Walter Citrine part 3 – Citrine as the Acting General Secretary, November 1925

Our guest blogger Dr James Moher  (former CWU & T&GWU official) completes his series with the final part of his article on Walter Citrine in Russia.

Having to cut short his visit in such dramatic circumstances, Citrine arrived back in London to find himself heading up the TUC at a time of cataclysmic events. The threat of ‘Triple Alliance’ sympathetic industrial action in support of the miners by road and rail unions’ was enough to extract major concessions from the government on ‘Red Friday’ in July 1925. Unplanned, the conflict escalated into the General Strike called by the TUC General Council in May 1926. This time, the government’s reaction was to treat the strike as a constitutional challenge with an ultimatum to call it off under threat of a military response. This brought the General Council leadership ‘up short’ and all those who had gone along with the emotional appeal of solidarity with the miners, now pulled back and called it off. As Acting General

Secretary, Citrine too had been swept along initially by the emotional mood – he had advised the committee responsible to prepare more effectively for the confrontation. But now as officer to the lead negotiators, he and the chair of the General Council, Arthur Pugh (Steelworkers), had to deliver the humiliating decision to call it off to Prime Minister Baldwin.

That decision met no understanding in the USSR, despite all that the TUC had done to support the Russian unions.
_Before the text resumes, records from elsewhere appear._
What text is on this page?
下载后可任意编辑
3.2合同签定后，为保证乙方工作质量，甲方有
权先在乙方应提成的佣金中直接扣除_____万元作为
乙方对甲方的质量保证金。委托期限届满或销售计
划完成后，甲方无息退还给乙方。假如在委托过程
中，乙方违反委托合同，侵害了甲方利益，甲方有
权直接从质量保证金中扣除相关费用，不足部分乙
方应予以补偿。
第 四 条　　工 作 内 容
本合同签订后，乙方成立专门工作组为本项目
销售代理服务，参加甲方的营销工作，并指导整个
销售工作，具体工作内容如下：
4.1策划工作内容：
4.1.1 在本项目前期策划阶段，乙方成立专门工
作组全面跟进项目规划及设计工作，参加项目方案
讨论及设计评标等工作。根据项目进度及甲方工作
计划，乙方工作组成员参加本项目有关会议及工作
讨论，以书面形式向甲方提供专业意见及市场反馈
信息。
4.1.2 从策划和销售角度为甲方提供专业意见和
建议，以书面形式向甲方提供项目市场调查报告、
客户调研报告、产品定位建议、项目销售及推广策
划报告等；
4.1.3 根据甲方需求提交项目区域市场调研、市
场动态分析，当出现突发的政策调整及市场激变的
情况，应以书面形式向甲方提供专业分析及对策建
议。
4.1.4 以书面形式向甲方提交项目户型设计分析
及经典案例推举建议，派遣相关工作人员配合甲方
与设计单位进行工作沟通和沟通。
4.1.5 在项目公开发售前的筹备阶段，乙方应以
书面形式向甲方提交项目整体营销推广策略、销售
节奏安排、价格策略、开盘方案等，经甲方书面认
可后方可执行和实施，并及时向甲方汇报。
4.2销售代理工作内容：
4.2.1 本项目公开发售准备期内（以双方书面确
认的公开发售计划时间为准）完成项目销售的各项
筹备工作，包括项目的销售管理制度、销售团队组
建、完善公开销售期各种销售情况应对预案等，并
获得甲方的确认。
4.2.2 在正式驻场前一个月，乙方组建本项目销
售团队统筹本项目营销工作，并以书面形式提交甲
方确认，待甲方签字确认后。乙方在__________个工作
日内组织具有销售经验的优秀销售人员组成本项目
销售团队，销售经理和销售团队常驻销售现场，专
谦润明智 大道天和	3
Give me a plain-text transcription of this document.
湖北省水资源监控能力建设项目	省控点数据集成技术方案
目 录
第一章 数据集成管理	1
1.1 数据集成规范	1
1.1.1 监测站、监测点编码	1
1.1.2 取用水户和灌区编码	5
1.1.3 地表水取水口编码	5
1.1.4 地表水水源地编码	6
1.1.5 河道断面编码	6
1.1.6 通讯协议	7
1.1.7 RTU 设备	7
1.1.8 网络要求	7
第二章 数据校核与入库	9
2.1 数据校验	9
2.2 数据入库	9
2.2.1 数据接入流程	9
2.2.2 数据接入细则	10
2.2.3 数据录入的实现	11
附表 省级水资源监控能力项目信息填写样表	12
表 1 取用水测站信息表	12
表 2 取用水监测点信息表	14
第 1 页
They had pressed large sums on the TUC to pursue the ‘class war’ for the miners, but the General Council felt it would be portrayed as ‘Russian gold’ and so had to be declined. The reason for this hostile attitude by the Communist Party of the Soviet Union (CPSU), seems to have been that Tomsky’s entire conciliatory approach had become a major issue in the power struggles within that ruling Party. The Opposition belaboured the CPSU leadership with having ‘banked’ on the TUC Lefts. Now, the very different Red International of Labour Unions’ leadership of Tomsky’s rival, Solomon Losovsky and their far Left supporters in Britain, poured torrents of abuse on the TUC. The virulence of these attacks appalled even those Left General Councillors such as Purcell, Hicks and Swales, who were now reviled. By 1927, everyone on the TUC General Council concluded that they could not go on with Anglo/Russian committee. Citrine, (now substantive General Secretary)’s report to the Edinburgh Congress recommended that it be discontinued, and that was overwhelmingly carried.

This account recalls a most interesting episode of TUC involvement in international affairs after the Russian Revolution in 1917. It adds to the TUC Library Collections’ vivid portrayal of the links which the TUC leadership at that time sought to develop. It recalls the hopes and possibilities which motivated many of Britain’s union leaders and activists for what they saw as ‘a land of promise’ and ‘a great experiment’. Today, when Russia is again widely viewed as a ‘fallen idol’, it may surprise that such sentiments were so widely entertained in Britain. Were the TUC just deluding themselves in thinking that by embracing the Russian unions, the unity of the international labour movement could have been restored to the benefit of workers throughout the world? Was Russian union leader, Mikhail Tomsky’s overture simply a different communist ploy to gain access to the western workers for revolutionary ends? Or was he genuinely seeking to strengthen the position of unions in the USSR with this international union link-up, so that they could more effectively shape the society then emerging from the Revolution in the USSR? Whatever the answers, given what followed – one party ‘communist’ dictatorship in USSR, fascism in Germany, Italy and Spain, the Great Depression in USA and Europe, all leading to a second war of carnage and destruction – did it not have the possibility of ‘a road not taken’?

We shall never know, but the episode highlights the important role trade unions began to play in the history of the twentieth century. They were perhaps, the only institutions which could reach across the ideological and nationalistic gulfs then opening up in the aftermath of the First World War. Walter Citrine, as the new General Secretary of the TUC would be at the centre of those continuing efforts for peace and democracy, over the next couple of decades.